Whether that risk was “a sufficient
basis” for Nemtsov’s murder, of course, is something that is impossible to
know, she says, “for as Yekaterina Schulmann noted in ‘Vedomosti’ there is no
sense in searching for rationality in the actions of those who order and
organize political crimes – they live in a different information field.”

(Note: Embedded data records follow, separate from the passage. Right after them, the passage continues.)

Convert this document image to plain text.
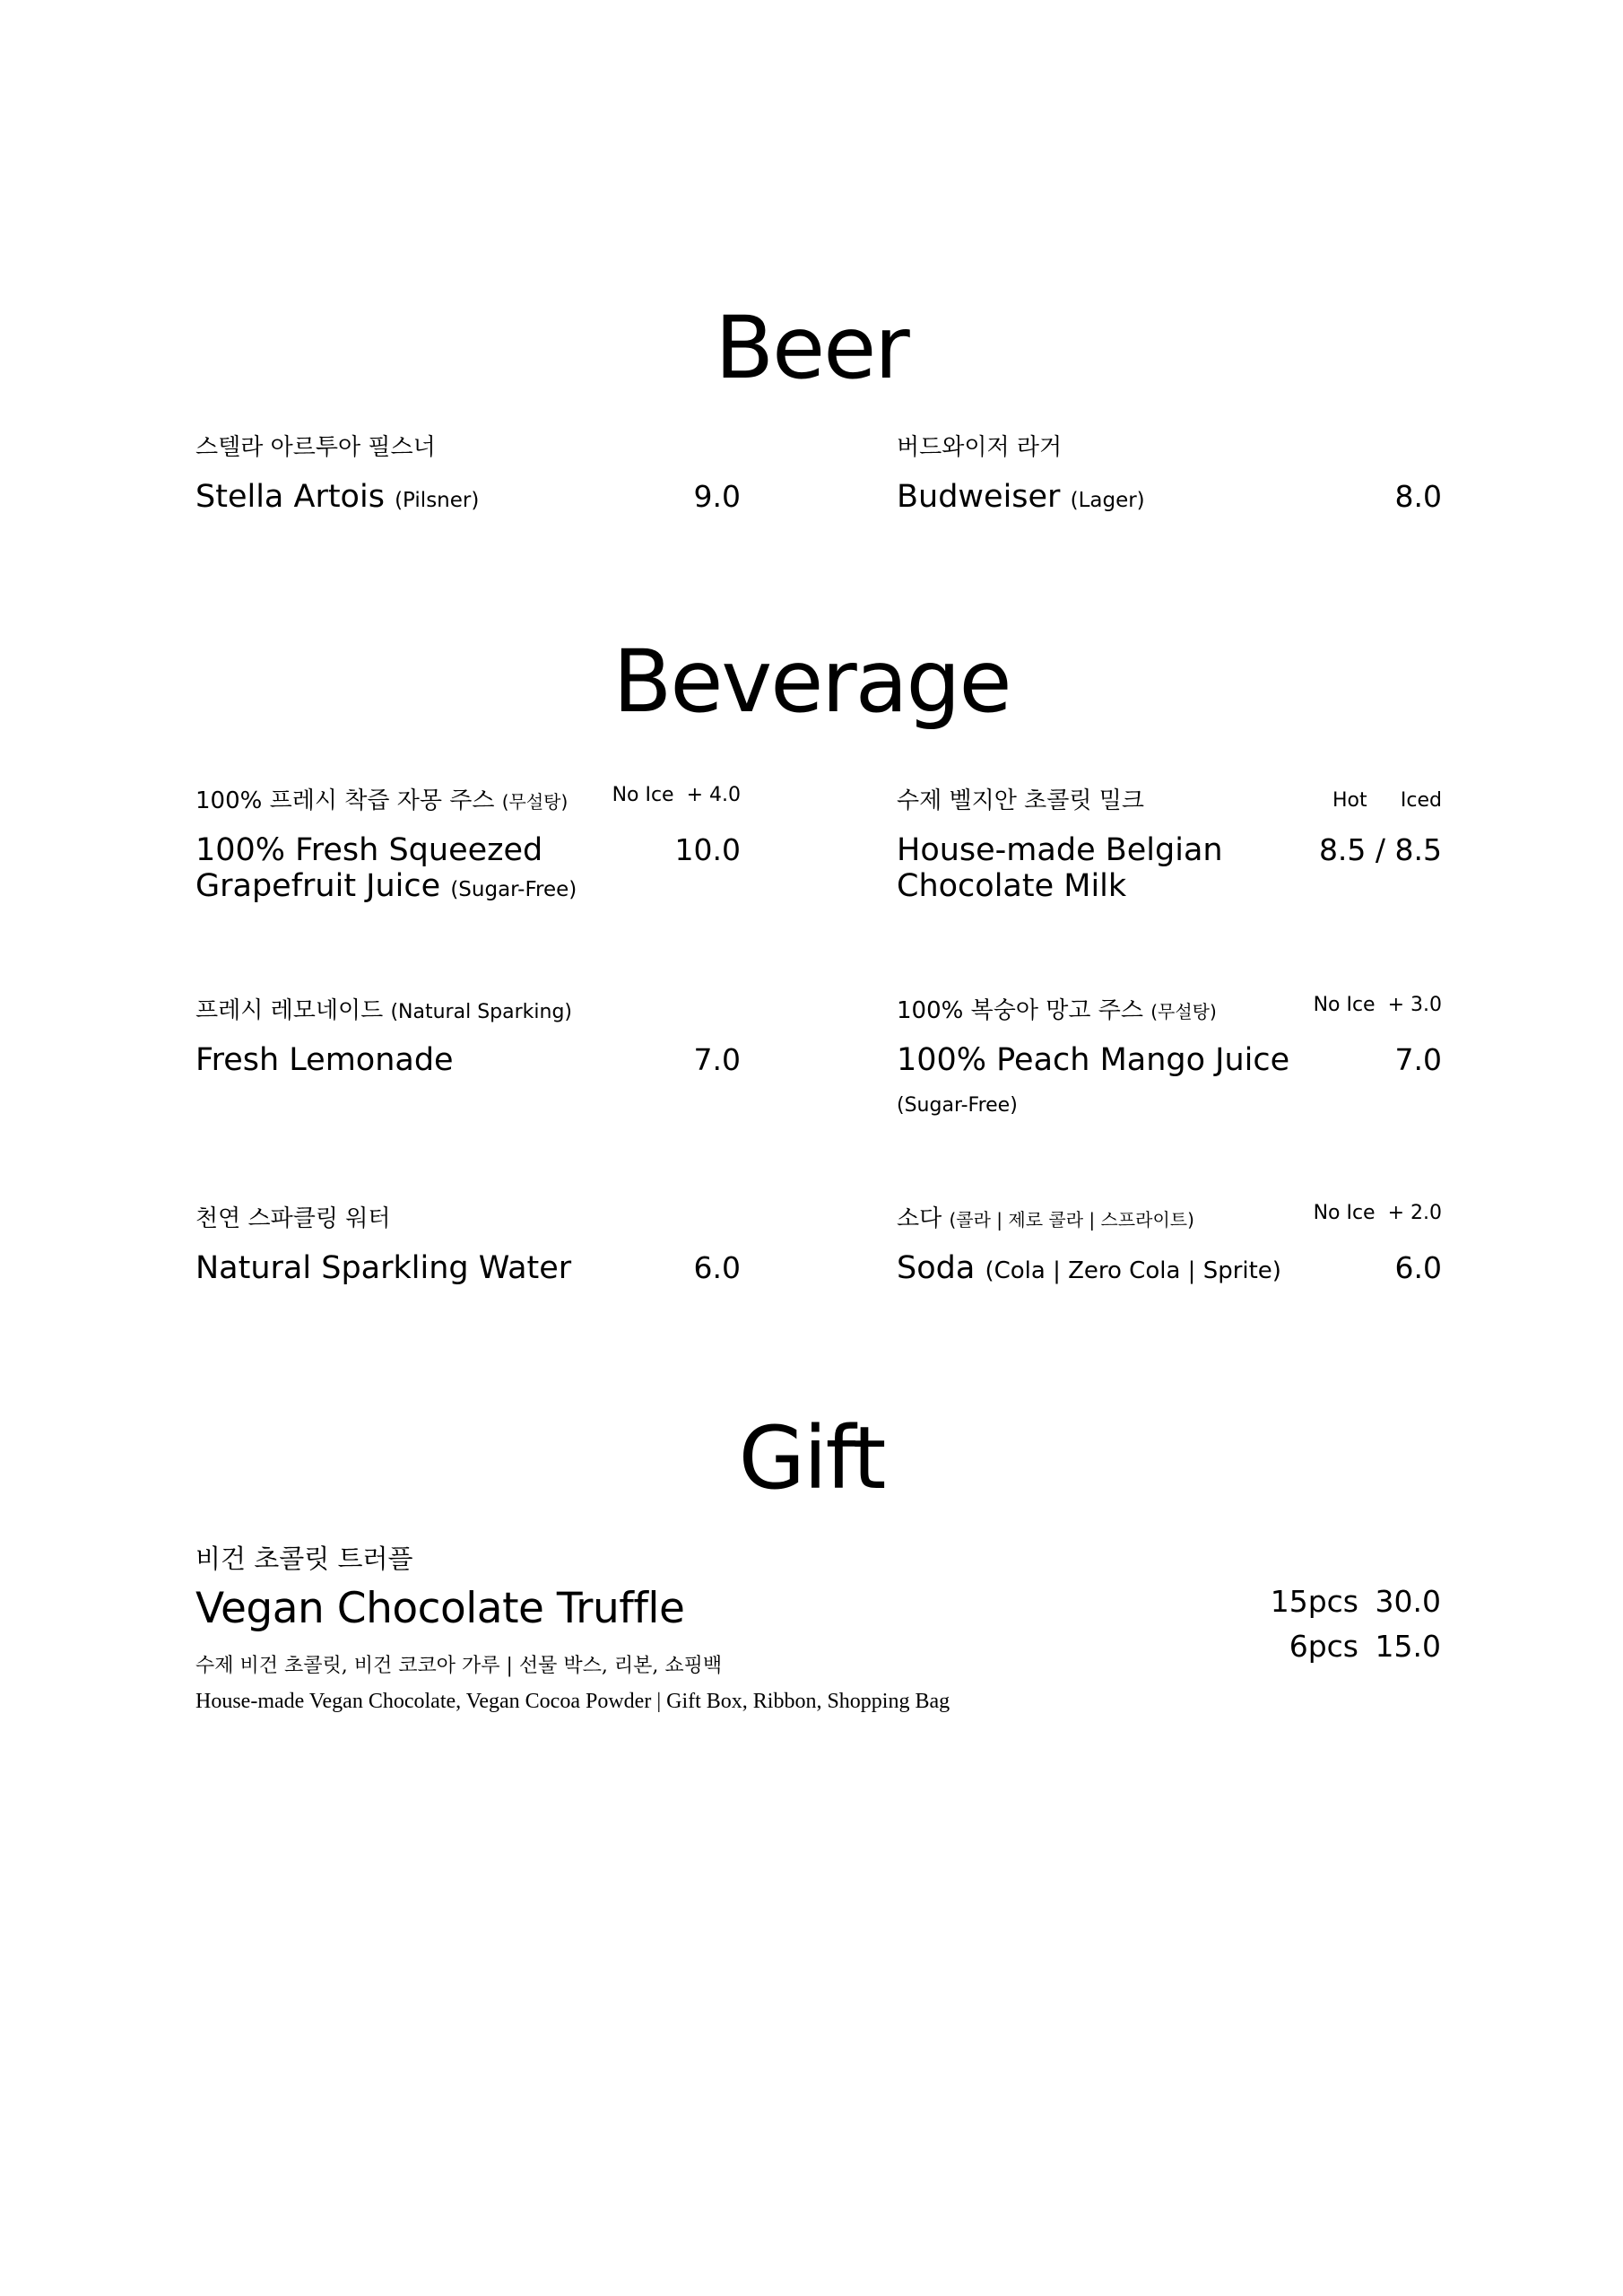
Beer
스텔라 아르투아 필스너
Stella Artois (Pilsner)	9.0
버드와이저 라거
Budweiser (Lager)	8.0
Beverage
100% 프레시 착즙 자몽 주스 (무설탕) No Ice  + 4.0
100% Fresh Squeezed
Grapefruit Juice (Sugar-Free)
10.0
수제 벨지안 초콜릿 밀크	Hot Iced
House-made Belgian
Chocolate Milk
8.5 / 8.5
프레시 레모네이드 (Natural Sparking)
Fresh Lemonade	7.0
100% 복숭아 망고 주스 (무설탕)	No Ice  + 3.0
100% Peach Mango Juice
(Sugar-Free)
7.0
천연 스파클링 워터
Natural Sparkling Water	6.0
소다 (콜라 | 제로 콜라 | 스프라이트)	No Ice  + 2.0
Soda (Cola | Zero Cola | Sprite)	6.0
Gift
비건 초콜릿 트러플
Vegan Chocolate Truffle
수제 비건 초콜릿, 비건 코코아 가루 | 선물 박스, 리본, 쇼핑백
House-made Vegan Chocolate, Vegan Cocoa Powder | Gift Box, Ribbon, Shopping Bag
15pcs 30.0
6pcs 15.0
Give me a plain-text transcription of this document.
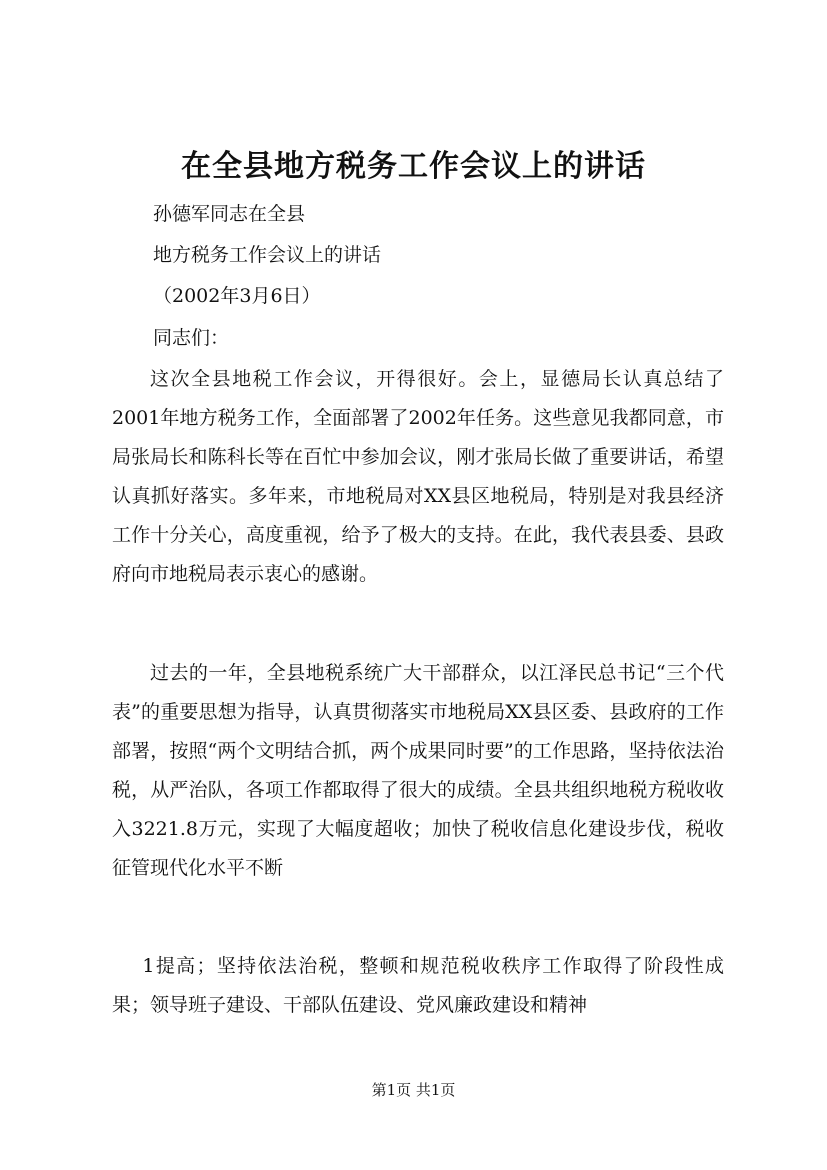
在全县地方税务工作会议上的讲话
孙德军同志在全县
地方税务工作会议上的讲话
（2002年3月6日）
同志们：

这次全县地税工作会议，开得很好。会上，显德局长认真总结了2001年地方税务工作，全面部署了2002年任务。这些意见我都同意，市局张局长和陈科长等在百忙中参加会议，刚才张局长做了重要讲话，希望认真抓好落实。多年来，市地税局对XX县区地税局，特别是对我县经济工作十分关心，高度重视，给予了极大的支持。在此，我代表县委、县政府向市地税局表示衷心的感谢。

过去的一年，全县地税系统广大干部群众，以江泽民总书记“三个代表”的重要思想为指导，认真贯彻落实市地税局XX县区委、县政府的工作部署，按照“两个文明结合抓，两个成果同时要”的工作思路，坚持依法治税，从严治队，各项工作都取得了很大的成绩。全县共组织地税方税收收入3221.8万元，实现了大幅度超收；加快了税收信息化建设步伐，税收征管现代化水平不断

1提高；坚持依法治税，整顿和规范税收秩序工作取得了阶段性成果；领导班子建设、干部队伍建设、党风廉政建设和精神

第1页 共1页
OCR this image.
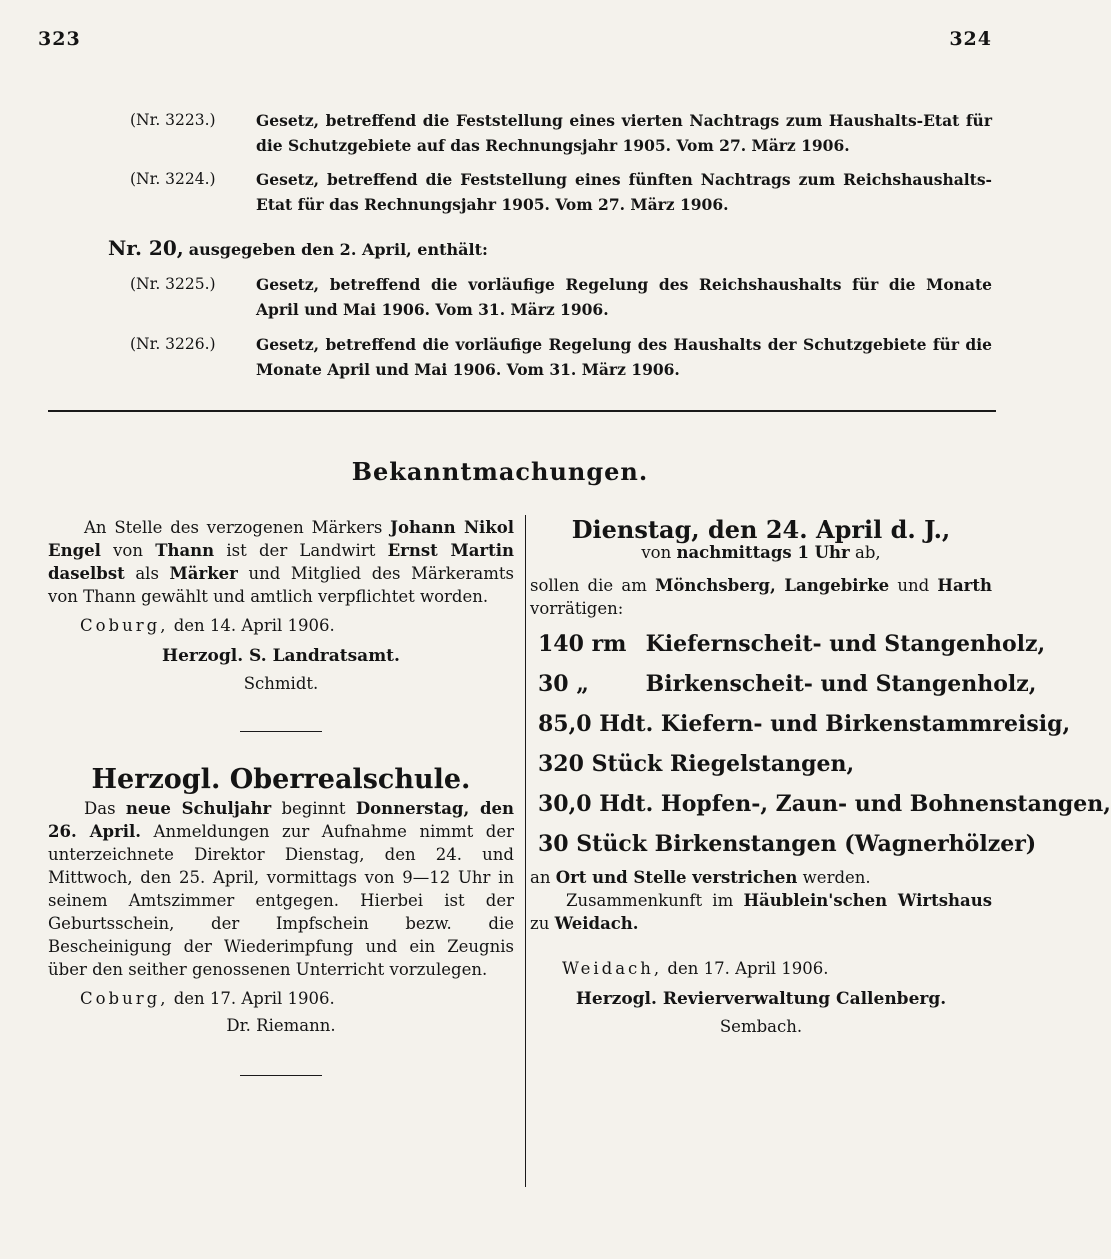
323	324
(Nr. 3223.)	Gesetz, betreffend die Feststellung eines vierten Nachtrags zum Haushalts-Etat für die Schutzgebiete auf das Rechnungsjahr 1905. Vom 27. März 1906.
(Nr. 3224.)	Gesetz, betreffend die Feststellung eines fünften Nachtrags zum Reichshaushalts-Etat für das Rechnungsjahr 1905. Vom 27. März 1906.
Nr. 20, ausgegeben den 2. April, enthält:
(Nr. 3225.)	Gesetz, betreffend die vorläufige Regelung des Reichshaushalts für die Monate April und Mai 1906. Vom 31. März 1906.
(Nr. 3226.)	Gesetz, betreffend die vorläufige Regelung des Haushalts der Schutzgebiete für die Monate April und Mai 1906. Vom 31. März 1906.
Bekanntmachungen.

An Stelle des verzogenen Märkers Johann Nikol Engel von Thann ist der Landwirt Ernst Martin daselbst als Märker und Mitglied des Märkeramts von Thann gewählt und amtlich verpflichtet worden.

Coburg, den 14. April 1906.
Herzogl. S. Landratsamt.
Schmidt.

Herzogl. Oberrealschule.

Das neue Schuljahr beginnt Donnerstag, den 26. April. Anmeldungen zur Aufnahme nimmt der unterzeichnete Direktor Dienstag, den 24. und Mittwoch, den 25. April, vormittags von 9—12 Uhr in seinem Amtszimmer entgegen. Hierbei ist der Geburtsschein, der Impfschein bezw. die Bescheinigung der Wiederimpfung und ein Zeugnis über den seither genossenen Unterricht vorzulegen.

Coburg, den 17. April 1906.
Dr. Riemann.

Dienstag, den 24. April d. J.,

von nachmittags 1 Uhr ab,

sollen die am Mönchsberg, Langebirke und Harth vorrätigen:

140 rm Kiefernscheit- und Stangenholz,
30 „	Birkenscheit- und Stangenholz,
85,0 Hdt. Kiefern- und Birkenstammreisig,
320 Stück Riegelstangen,
30,0 Hdt. Hopfen-, Zaun- und Bohnenstangen,
30 Stück Birkenstangen (Wagnerhölzer)

an Ort und Stelle verstrichen werden.

Zusammenkunft im Häublein'schen Wirtshaus zu Weidach.

Weidach, den 17. April 1906.
Herzogl. Revierverwaltung Callenberg.
Sembach.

Two days ago, Ilya Yashin, a
colleague of Nemtsov’s, said he would be publishing the report on Russian
troops that his murdered colleague had prepared, and yesterday, the Reuters
news agency, citing Olga Shorina, another Nemtsov co-worker, published several
portions of that study concerning the participation of Russian troops in the fighting
in Ukraine.
Both Shorina and Yashin confirmed
that Nemtsov was preparing to include in his report details of his
conversations with the mothers and other family members of Russian soldiers who
had fought and in some cases died while fighting in Ukraine and thus demonstrate
that Putin is lying when he says there are no Russian troops there.
Samoylova suggests that it is highly
unlikely that the publication of yet another piece of evidence that Moscow has
sent troops into Ukraine would unnerve the Kremlin given how many news outlets
in the Russian Federation have already reported that fact. “However,” she adds,
“in this situation, there is one ‘but.’ And that is
this:
“Nemtsov
was not simply collecting information and preparing an information bomb,” the
commentator says. “He was trying to work directly with mothers and with the
soldiers themselves and thus creating a completely real threat of the socialization
of the problem,” a far more serious development from Putin’s point of view.
“In
other words,” Samoylova argues, the accusation could acquire a face, that of
the soldiers’ mothers, and that face “could elicit sympathy in society and a
sense of injustice” because it would become obvious to all that the Putin
regime was not prepared to show honor and respect to those who had died in its
behalf.
For
Russians, as for other nations, such a sense of injustice could prove far more
powerful than establishing the facts that the Kremlin continues to deny.